Putting that into perspective, in husbandry, the chances of six correct variables out of thousands of dynamic variables are very small and this may partly explain why many reptiles do not survive long in captivity.

Thermoregulatory issues

Reptiles naturally use behavior to select and occupy niche temperatures and attain precise thermal conditions.

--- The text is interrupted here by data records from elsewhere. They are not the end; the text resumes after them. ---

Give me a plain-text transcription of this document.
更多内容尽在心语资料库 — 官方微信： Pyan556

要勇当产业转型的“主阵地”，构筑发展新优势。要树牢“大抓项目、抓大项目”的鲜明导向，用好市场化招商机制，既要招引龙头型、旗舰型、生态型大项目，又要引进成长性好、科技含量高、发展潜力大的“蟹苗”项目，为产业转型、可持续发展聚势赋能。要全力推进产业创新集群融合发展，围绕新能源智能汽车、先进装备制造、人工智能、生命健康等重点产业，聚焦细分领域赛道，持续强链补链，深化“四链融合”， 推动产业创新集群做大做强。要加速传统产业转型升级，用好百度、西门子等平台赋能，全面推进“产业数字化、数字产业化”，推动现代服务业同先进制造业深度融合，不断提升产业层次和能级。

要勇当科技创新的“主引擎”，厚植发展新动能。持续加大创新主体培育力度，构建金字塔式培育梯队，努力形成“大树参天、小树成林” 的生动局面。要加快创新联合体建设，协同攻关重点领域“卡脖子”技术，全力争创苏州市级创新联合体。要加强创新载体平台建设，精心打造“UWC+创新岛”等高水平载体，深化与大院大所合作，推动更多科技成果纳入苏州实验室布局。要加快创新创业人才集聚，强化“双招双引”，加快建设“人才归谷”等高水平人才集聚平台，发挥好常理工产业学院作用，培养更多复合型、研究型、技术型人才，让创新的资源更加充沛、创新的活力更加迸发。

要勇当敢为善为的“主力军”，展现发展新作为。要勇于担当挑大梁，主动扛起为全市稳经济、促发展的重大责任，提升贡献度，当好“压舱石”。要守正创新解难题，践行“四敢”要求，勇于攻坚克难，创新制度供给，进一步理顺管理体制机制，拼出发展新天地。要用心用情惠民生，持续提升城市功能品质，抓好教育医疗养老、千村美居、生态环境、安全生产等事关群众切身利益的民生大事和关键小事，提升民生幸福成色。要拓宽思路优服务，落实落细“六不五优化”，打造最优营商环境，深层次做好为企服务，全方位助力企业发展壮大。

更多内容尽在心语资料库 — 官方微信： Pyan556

Inability to thermoregulate within precise, self-perceived (by the animal) needs and even concerning a single event may result in the exacerbation of acute stress as well as chronic debilitation.

Do You Remember When We Were Soaking Popeye Because We Thought He Was Not Thermoregulating?

Behavioral fever and stress

In reptiles, the fever response is primarily behavioral rather than physiological. ‘Behavioural fever’ is manifested by the compromised animal directly seeking higher than usual temperatures by selecting warmer zones.

Similarly, healthy but ‘stressed’ reptiles, such as those that react poorly to handling or intraspecies competition, may show ‘emotional fever’ and seek out higher temperatures until they ‘settle’.

It is probably important that they can seek raised temperatures after even minor stressor events. Handling may equate to capture and predation.

Voluntary hypothermia

In addition to voluntary hyperthermia, there is also voluntary hypothermia, a state where some injured or diseased animals appear deliberately to seek out lower optimum or very low temperatures. 

Climatic factors may stimulate hypothermia such as animals that seek to hibernate following the onset of a naturally cooler environment.

Where injured or diseased reptiles are concerned, it may be helpful to take into consideration that voluntary hypothermia may be a requirement for some animals to survive a problem. 

This is most likely because reduced microbial growth, physiological disturbance, and ‘quiescence’ and healing may in some cases result from a compromised animal’s ‘biological shutdown’. 

However, the strategy should be regarded cautiously in sick individuals and should not always be presumed or accepted as positive. Identifying this state is difficult, but maybe a useful differential for the clinician.

Appropriate thermal gradients are essential for health maintenance. The need to alter body temperature correctly may be determined by highly subtle physiological cues only perceptible by the individual animal, rather than by a human ‘guesstimate’. 

Although it is common practice to raise the body temperature of injured or sick reptiles artificially, in the authors’ view this intervention requires caution; while it may promote healing in some cases, rapid microbial overgrowth and toxaemic effects may be triggered potentially raising catastrophic physiological demands in an unprepared and compensated animal. 

Furthermore, a compromised individual may not physically be able to escape hyperthermia once it has reached preferred body temperature.